Perpetual Care at Hope Mausoleum

Perpetual Care at Hope Mausoleum

Cemeteries rely on Perpetual Care to maintain the properties.

ad for Hope Mausoleum discussing perpetual care

Perpetual Care preserves grave sites

Ad for Hope Mausoleum in the Times-Picayune, 23-May-1935, for Hope Mausoleum, 4801 Canal Street. This ad emphasizes the importance of perpetual care fees:

Hope Mausoleum is the only burial place in New Orleans which includes Perpetual Care in the original purchase price, a practice almost universal in modern cemeteries across the United States. Faithfully laid aside at the consummation of each sale of crypt space, this fun is steadily growing. Invested in sound securities, the income from the Perpetual Care Fund will be used to maintain Hope Mausoleum after all space has been sold. Assured Perpetual Care is but one of several factors which have influenced a wide public acceptance of Hope Mausoleum as “The Modern Way of Burial.”

While Hope included the service in the purchase price, just about every cemetery in New Orleans offered this funding. Other cemeteries sold it as an add-on. Most buyers added the service to their purchase. The cemetery owners reminded buyers of the consequences of not having it. So, cemeteries maintain tombs and copings with perpetual care. Without it, the owners of the tomb repair their plots. If a family dies out, the cemetery may choose to demolish a tomb in disrepair. Therefore, memories vanish.

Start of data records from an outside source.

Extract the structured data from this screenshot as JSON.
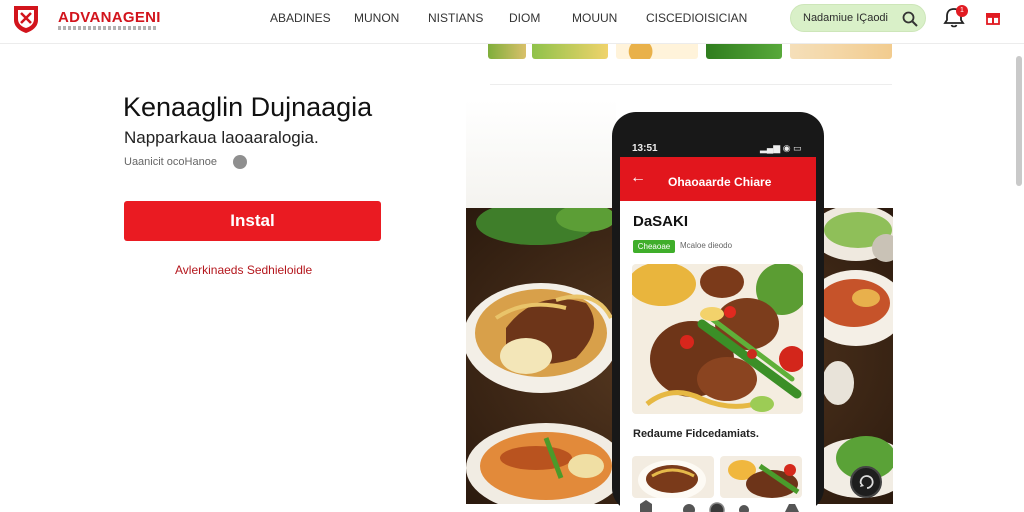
{
  "header": {
    "brand": "ADVANAGENI",
    "nav": [
      {
        "label": "ABADINES"
      },
      {
        "label": "MUNON"
      },
      {
        "label": "NISTIANS"
      },
      {
        "label": "DIOM"
      },
      {
        "label": "MOUUN"
      },
      {
        "label": "CISCEDIOISICIAN"
      }
    ],
    "search": {
      "value": "Nadamiue IÇaodi",
      "icon": "search-icon"
    },
    "notifications": {
      "badge": "1",
      "icon": "notification-icon"
    },
    "gift_icon": "gift-icon"
  },
  "hero": {
    "title": "Kenaaglin Dujnaagia",
    "subtitle": "Napparkaua laoaaralogia.",
    "meta": "Uaanicit ocoHanoe",
    "install_label": "Instal",
    "link": "Avlerkinaeds Sedhieloidle"
  },
  "phone": {
    "time": "13:51",
    "status_icons": "▂▄▆ ◉ ▭",
    "app_title": "Ohaoaarde Chiare",
    "dish_name": "DaSAKI",
    "tag": "Cheaoae",
    "tag_caption": "Mcaloe dieodo",
    "section_label": "Redaume Fidcedamiats."
  },
  "colors": {
    "accent": "#ea1b22",
    "app_bar": "#e2161d",
    "search_bg": "#d9f0c8",
    "tag_green": "#3fae2a"
  }
}
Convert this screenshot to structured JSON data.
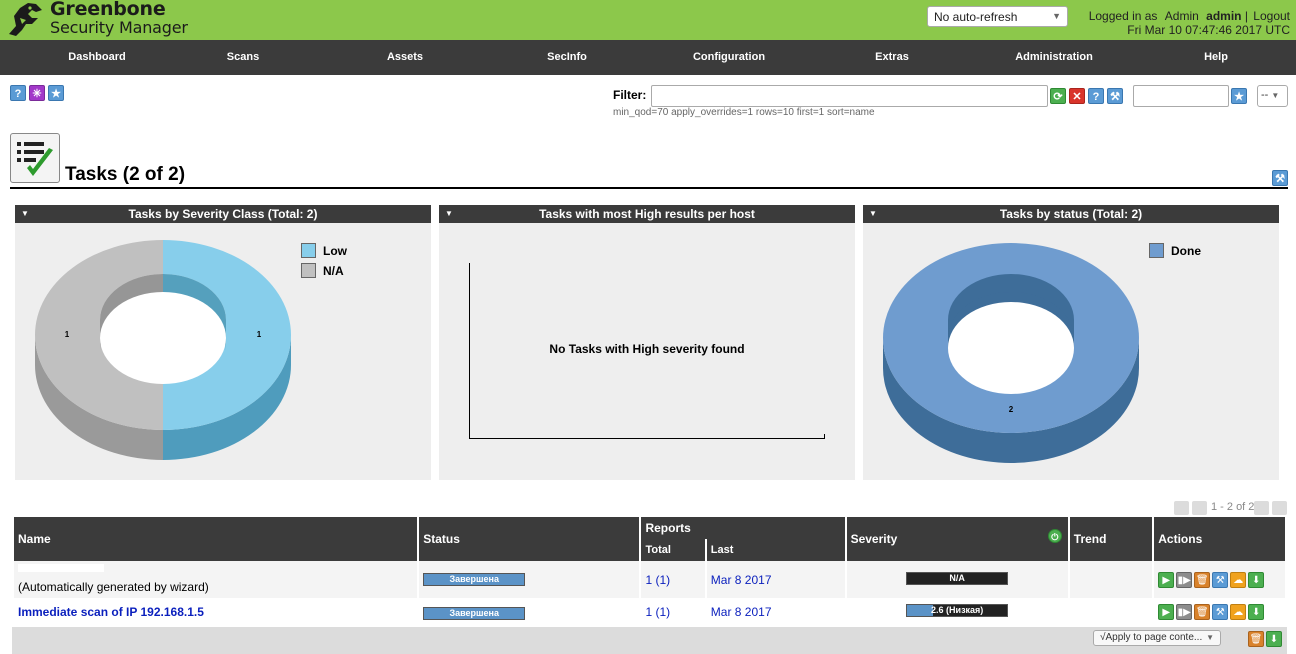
{
  "app": {
    "title_line1": "Greenbone",
    "title_line2": "Security Manager"
  },
  "header": {
    "refresh_select": "No auto-refresh",
    "logged_in_label": "Logged in as",
    "role": "Admin",
    "user": "admin",
    "separator": "|",
    "logout": "Logout",
    "datetime": "Fri Mar 10 07:47:46 2017 UTC"
  },
  "nav": {
    "items": [
      "Dashboard",
      "Scans",
      "Assets",
      "SecInfo",
      "Configuration",
      "Extras",
      "Administration",
      "Help"
    ]
  },
  "filter": {
    "label": "Filter:",
    "value": "",
    "description": "min_qod=70 apply_overrides=1 rows=10 first=1 sort=name",
    "name_value": "",
    "select_value": "--"
  },
  "section": {
    "title": "Tasks (2 of 2)"
  },
  "charts": [
    {
      "title": "Tasks by Severity Class (Total: 2)",
      "legend": [
        {
          "label": "Low",
          "color": "#87ceeb"
        },
        {
          "label": "N/A",
          "color": "#c0c0c0"
        }
      ],
      "slice_labels": [
        "1",
        "1"
      ]
    },
    {
      "title": "Tasks with most High results per host",
      "message": "No Tasks with High severity found"
    },
    {
      "title": "Tasks by status (Total: 2)",
      "legend": [
        {
          "label": "Done",
          "color": "#6f9ccf"
        }
      ],
      "slice_labels": [
        "2"
      ]
    }
  ],
  "chart_data": [
    {
      "type": "pie",
      "title": "Tasks by Severity Class (Total: 2)",
      "categories": [
        "Low",
        "N/A"
      ],
      "values": [
        1,
        1
      ]
    },
    {
      "type": "bar",
      "title": "Tasks with most High results per host",
      "categories": [],
      "values": []
    },
    {
      "type": "pie",
      "title": "Tasks by status (Total: 2)",
      "categories": [
        "Done"
      ],
      "values": [
        2
      ]
    }
  ],
  "pagination": {
    "text": "1 - 2 of 2"
  },
  "table": {
    "headers": {
      "name": "Name",
      "status": "Status",
      "reports": "Reports",
      "reports_total": "Total",
      "reports_last": "Last",
      "severity": "Severity",
      "trend": "Trend",
      "actions": "Actions"
    },
    "rows": [
      {
        "name": "",
        "comment": "(Automatically generated by wizard)",
        "status": "Завершена",
        "status_progress": 100,
        "total": "1",
        "total_paren": "(1)",
        "last": "Mar 8 2017",
        "severity": "N/A",
        "severity_fraction": 0
      },
      {
        "name": "Immediate scan of IP 192.168.1.5",
        "comment": "",
        "status": "Завершена",
        "status_progress": 100,
        "total": "1",
        "total_paren": "(1)",
        "last": "Mar 8 2017",
        "severity": "2.6 (Низкая)",
        "severity_fraction": 0.26
      }
    ],
    "footer_select": "√Apply to page conte..."
  },
  "colors": {
    "header_green": "#8cc84b",
    "dark_bar": "#3b3b3b",
    "link_blue": "#0a1fbd"
  }
}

Consequences of no perpetual funding

The biggest example of the consequences of no perpetual fund is the Girod Street Cemetery. Located where Champions Square (by the Superdome) stands now (no, the Saints don’t play on top of a graveyard), Girod Street was the first Protestant Cemetery in the city. The chapter of Christ Episcopal Church (now Cathedral) built the cemetery. They didn’t set up perpetual care funding. So, by the 20th century, much of the cemetery fell into serious disrepair. By the 1950s, Girod Street had to be deconsecrated and demolished. Many of the unclaimed remains at the time of demolition were re-interred in Hope Mausoleum.